Film of the Week: We’re All Going to the World’s Fair


Image source: https://www.imdb.com/title/tt13648224/mediaindex?ref_=tt_ov_mi_sm
Anna Cobb in We’re All Going to the World’s Fair (courtesy of Utopia)

In an interview with Wilson Chapman for Variety, director Jane Schoenbrun rejected the tendency for cinema to present an Extremely Online world as ‘maximalist.’ That is not the internet known to them as an older millennial growing up online—or even for myself, on the younger end of the millennial scale. In their own words, they wished to make a film about an internet ‘which can feel quite lonely, quite boring. A space where you could spend all day staring at a box that’s reflecting you back at yourself… A place you could find these strange crevices to hide online.’


That film is the deeply personal and minimalist We’re All Going to the World’s Fair, an experimental blend of screen-horror and coming-of-age drama. We open on the POV of a webcam, as teenager Casey (Anna Cobb, in a towering debut) prepares to perform for her followers. ‘Today, I’m going to be taking the World’s Fair Challenge.’ She draws blood from a finger prick, smears the screen, recites ‘I want to go to the World’s Fair’ three times—akin to Bloody Mary—and watches a URL of strobing lights. And then, slowly, very slowly but surely, she begins to change.

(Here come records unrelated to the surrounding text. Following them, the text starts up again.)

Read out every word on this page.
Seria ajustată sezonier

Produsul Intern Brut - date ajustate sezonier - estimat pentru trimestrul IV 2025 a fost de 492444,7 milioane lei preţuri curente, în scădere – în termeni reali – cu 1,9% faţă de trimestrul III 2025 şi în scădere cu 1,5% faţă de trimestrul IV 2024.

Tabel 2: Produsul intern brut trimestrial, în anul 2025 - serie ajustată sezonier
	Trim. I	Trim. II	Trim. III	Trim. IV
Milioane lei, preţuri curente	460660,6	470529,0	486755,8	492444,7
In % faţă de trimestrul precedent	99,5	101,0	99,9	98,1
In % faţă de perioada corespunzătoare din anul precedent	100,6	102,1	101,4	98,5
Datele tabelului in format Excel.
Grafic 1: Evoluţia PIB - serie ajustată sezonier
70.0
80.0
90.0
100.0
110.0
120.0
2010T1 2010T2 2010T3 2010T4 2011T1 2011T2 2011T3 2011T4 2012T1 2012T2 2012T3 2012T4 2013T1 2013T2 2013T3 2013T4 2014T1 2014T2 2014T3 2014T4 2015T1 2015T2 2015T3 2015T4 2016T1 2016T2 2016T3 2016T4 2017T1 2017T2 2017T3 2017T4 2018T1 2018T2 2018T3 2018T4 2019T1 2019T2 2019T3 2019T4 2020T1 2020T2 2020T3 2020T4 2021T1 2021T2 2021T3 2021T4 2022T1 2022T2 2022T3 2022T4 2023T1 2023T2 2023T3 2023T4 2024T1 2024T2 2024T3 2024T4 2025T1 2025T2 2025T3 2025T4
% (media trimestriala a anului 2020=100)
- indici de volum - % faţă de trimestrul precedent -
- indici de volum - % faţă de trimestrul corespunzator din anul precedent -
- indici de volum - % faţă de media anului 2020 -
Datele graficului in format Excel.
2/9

Physically, psychologically, something is happening to the challengers that is both disturbing and captured tenderly. Each participant exists alone within their screens and speaking, performing, outwards to the invisible audience. The closest we get to real world interaction is when Casey’s unseen father bangs the ceiling to keep the noise down at 3am. The film isn’t structured like one, more like a screen-addled trance, a somnambulist drift between World’s Fair videos and Casey’s diary updates. She videos herself sleeping, expecting to wake up as something new and turning mid-dream to the camera with a demented grin. And it’s these videos that draw her into the world of JLB (Michael J. Rogers), an equally lonely adult man, equally enamoured by the World’s Fair.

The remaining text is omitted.